I’m not sure if we did another round of blood/urine work at this point, but by now, I was starting to worry. She recommended an ultrasound, which sounded daunting and was something I wasn’t even expecting to get until someday, way down the line when I’d hopefully be married and trying to have a baby. But, here I was, alone and 26 in a dark room at the hospital with an ultrasound tech getting my sides covered in goo and the general function of my kidney’s checked. Turns out, they’re a little small and under-functioning.

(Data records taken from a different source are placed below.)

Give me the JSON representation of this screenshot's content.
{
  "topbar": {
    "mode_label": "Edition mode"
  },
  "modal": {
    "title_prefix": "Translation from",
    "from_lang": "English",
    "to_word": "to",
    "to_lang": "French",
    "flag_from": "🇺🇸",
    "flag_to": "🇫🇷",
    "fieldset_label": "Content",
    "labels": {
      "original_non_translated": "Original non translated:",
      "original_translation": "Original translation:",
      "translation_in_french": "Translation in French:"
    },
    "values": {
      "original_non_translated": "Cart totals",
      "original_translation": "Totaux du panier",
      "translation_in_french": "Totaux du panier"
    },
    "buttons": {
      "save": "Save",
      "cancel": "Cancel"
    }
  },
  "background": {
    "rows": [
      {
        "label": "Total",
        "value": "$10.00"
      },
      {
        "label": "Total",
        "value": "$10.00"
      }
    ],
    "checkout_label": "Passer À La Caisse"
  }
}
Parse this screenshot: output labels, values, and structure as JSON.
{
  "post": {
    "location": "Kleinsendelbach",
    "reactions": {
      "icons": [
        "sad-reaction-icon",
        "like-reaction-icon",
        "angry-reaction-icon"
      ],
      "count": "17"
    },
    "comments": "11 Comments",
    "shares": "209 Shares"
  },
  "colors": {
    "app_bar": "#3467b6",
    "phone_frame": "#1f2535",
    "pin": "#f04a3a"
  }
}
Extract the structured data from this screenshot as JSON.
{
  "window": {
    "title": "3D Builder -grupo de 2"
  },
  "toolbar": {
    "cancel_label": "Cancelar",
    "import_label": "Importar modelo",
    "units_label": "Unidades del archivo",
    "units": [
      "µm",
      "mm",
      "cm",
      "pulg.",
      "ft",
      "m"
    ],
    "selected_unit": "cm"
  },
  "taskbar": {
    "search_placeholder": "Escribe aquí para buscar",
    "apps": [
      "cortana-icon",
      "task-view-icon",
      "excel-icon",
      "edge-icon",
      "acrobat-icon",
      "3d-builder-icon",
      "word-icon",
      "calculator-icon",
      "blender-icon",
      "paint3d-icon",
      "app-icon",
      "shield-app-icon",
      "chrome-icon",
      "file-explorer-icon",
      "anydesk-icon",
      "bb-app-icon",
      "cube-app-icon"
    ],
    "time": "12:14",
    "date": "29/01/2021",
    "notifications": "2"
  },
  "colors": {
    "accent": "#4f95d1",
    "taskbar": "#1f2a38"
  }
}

From there, it was all kind of a blur. I had a CT Scan done (which every 26-year-old woman wants to get done on their abdomen. Sure – just shoot those rays right near my ovaries, thankyouverymuch!) and even had the pleasure of peeing in a jug for 24 hours on Sunday, and then lugging it to the hospital in my gym bag during the morning commute.
With a final diagnosis in the bag (literally?), I remember crying on my sister’s shoulder. I had no idea what was in store for me. I didn’t know what to do. I didn’t know what to eat (so I pretty much didn’t). I lost 10 pounds in 2 weeks. I couldn’t hike up a mountain with my friends in June and spent a lot of time feeling sorry for myself. I wasn’t at the point where I needed medication for high blood pressure, and certainly not dialysis.
One thing I didn’t do was hide from it – I’ve been very open about my diagnosis and I think that’s one thing that has really benefitted me. I did a ton of research, followed bloggers on Twitter and added them to my Google Reader (RIP). I don’t even think Instagram was a thing in 2012, but you can guarantee I would have been digging for people using the #KidneyDisease and #LowSodium hashtags. I bought low-sodium cookbooks and developed an even greater love of cooking. I was doing really well (-ish?) for so long. I was checking my blood pressure on a regular basis, exercising, eating well, all of it! Then things slowly slipped. I began giving myself a little leeway, and then that turned into a lot of take-out and more beers than I should be drinking.
So, here I am 6 years post-diagnosis and looking for ways to hold myself accountable. Molly Makes Food is going to be a place where I write my thoughts about living with Kidney Disease, what has happened since my diagnosis, but mostly what I’m eating.